Italien leidet an einem Reformstau und weist daher bis auf Griechenland eine Gesamtwirtschaftsleistung (in realen Zahlen) auf, die im Jahr 2017 unter der vom Jahr 2007 liegt. Von 1.687 Mrd. EUR 2007 auf 1600 Mrd. im Jahr 2017, bei einem gleichzeitigen Bevölkerungswachstum von 4,21%. D.h. die Wirtschaftsleistung pro Kopf (und damit das Einkommen) ist in diesem Zeitraum um 9% real gefallen.

 

Im gleichen Zeitraum (2007 bis 2017) ist in Deutschland die Wirtschaft real um 8,57% gewachsen – bei gleichbleibender Bevölkerungsanzahl.

 

Die neue Regierung in Italien will diesen Reformstau durch die Einführung eines Grundeinkommens für die Einkommensschwächsten und eine Steuersenkung für die reichsten Italiener lösen. Die Mitte geht also unter. Um diese Maßnahmen, die langfristig kein Wachstum sondern nur höhere Staatsausgaben bedingen, geht die Regierung auf Konfrontation mit der EU bzw. mit dem Finanzmarkt.

 

Wo liegen die großen Wachstumsbremsen in Italien:

  • Die Jugendarbeitslosigkeit ist einer der höchsten innerhalb der EU. Am Arbeitsmarkt werden die im Arbeitsprozess befindlichen Arbeitnehmer (die Älteren) übermäßig geschützt und dadurch haben die Jungen einen erschwerten Zugang zum Arbeitsmarkt.
  • Die Non Performing Loans bei den Banken sind einer der höchsten in der EU. Dies liegt an den langwierigen Gerichtsverfahren, die die Abwicklung von faulen Krediten verzögern.
  • Eine überbordende Bürokratie, die nicht immer in der Lage ist, ihre Aufgaben wahrzunehmen (als Beispiel sei die nicht funktionierende Müllabfuhr in Neapel und Rom genannt).

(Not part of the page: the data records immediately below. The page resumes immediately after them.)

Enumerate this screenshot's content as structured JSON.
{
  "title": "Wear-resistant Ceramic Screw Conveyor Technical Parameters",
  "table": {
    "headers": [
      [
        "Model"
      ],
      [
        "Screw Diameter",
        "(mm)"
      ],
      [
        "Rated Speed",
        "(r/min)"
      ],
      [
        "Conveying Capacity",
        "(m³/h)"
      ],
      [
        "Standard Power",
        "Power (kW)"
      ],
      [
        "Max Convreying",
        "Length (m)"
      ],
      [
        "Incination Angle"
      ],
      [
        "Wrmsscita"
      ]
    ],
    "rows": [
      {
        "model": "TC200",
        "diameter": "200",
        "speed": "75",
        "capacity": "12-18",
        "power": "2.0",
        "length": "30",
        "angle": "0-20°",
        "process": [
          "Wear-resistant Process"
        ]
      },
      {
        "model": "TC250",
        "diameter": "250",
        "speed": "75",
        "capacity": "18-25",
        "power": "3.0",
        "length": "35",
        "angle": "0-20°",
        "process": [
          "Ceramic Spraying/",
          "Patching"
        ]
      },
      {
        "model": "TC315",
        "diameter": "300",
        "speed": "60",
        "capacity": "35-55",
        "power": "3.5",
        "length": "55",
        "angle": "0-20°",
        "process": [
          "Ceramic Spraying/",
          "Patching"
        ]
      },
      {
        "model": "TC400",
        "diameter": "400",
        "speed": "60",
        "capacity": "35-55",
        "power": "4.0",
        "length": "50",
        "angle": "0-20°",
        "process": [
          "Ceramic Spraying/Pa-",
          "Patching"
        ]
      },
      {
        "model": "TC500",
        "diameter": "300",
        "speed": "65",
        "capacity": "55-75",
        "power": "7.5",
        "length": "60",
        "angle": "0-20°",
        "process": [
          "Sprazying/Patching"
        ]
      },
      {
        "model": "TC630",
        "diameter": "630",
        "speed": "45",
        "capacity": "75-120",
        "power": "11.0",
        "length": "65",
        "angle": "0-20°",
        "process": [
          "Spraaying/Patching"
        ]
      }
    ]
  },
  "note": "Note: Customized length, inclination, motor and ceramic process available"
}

Der Autor hat ein leeres Weinfass (von Italien nach Österreich) in seinem PKW transportiert und hat dafür eine staatliche Transportgenehmigung benötigt.

 

Diese Bremsen zu lösen, würde aber Arbeit bedeuten. Man versucht daher, zuerst die Wahlversprechen zu erfüllen und den Rest wahrscheinlich nicht anzugehen. Dabei hat (hätte) es die Nullzinspolitik der Regierung (nicht nur in Italien) leicht gemacht. Die durchschnittliche Verzinsung der italienischen Staatsschulden ist seit 2013 von 4,6% auf 3,45% (siehe GRAFIK 1) gesunken. Bei 130% Staatsverschuldung bedeuten dies jedenfalls eine Verringerung der Neuverschuldung um 1,5% p.a.. Mit weiter fallender Tendenz, da Italien im April mit durchschnittlich 1,7% (über alle Laufzeiten) emittieren konnte.

 

GRAFIK 1: Durchschnittliche Zinsbelastung italienischer Staatsanleihen

Quelle: Bloomberg

 

Aktuell sind die Zinsen für italienische Staatsanleihen (Beispiel 10 Jahre Laufzeit) um 1,75% gegenüber deutschen Staatsanleihen gestiegen (siehe GRAFIK 2).

 

GRAFIK 2: Zinsdifferenz Staatsanleihen Deutschland – Italien  Laufzeit 10 Jahre

Quelle: Bloomberg


D.h. die Ankündigungen der italienischen Regierung zum Budget 2019 verteuern die Neuverschuldung um 1,7% p.a.. Da ca. 15% der italienischen Schulden jährlich refinanziert werden müssen, bedeutet dies eine Erhöhung der Neuverschuldung um 0,33% p.a..

 

Man kann sich einfach ausrechnen, dass die Geschenke alsbald wieder rückgeführt werden müssen.

 

Mein Vorschlag ist eine Fit & Proper Prüfung für Regierungsmitglieder in allen EU Staaten, da man das Gefühl nicht „los“ wird, dass vielen verantwortlichen Politikern die einfachsten wirtschaftlichen Grundregeln nicht bekannt sind.

 

Ohne „Not“ wird hier eine durchaus erfolgreiche Geldpolitik der EZB konterkariert. Die Arbeitslosenrate ist im August 2018 auf 9,7% (von 11,4% im August 2017) gefallen. Uns Europäern ist leider nur schwer zu helfen.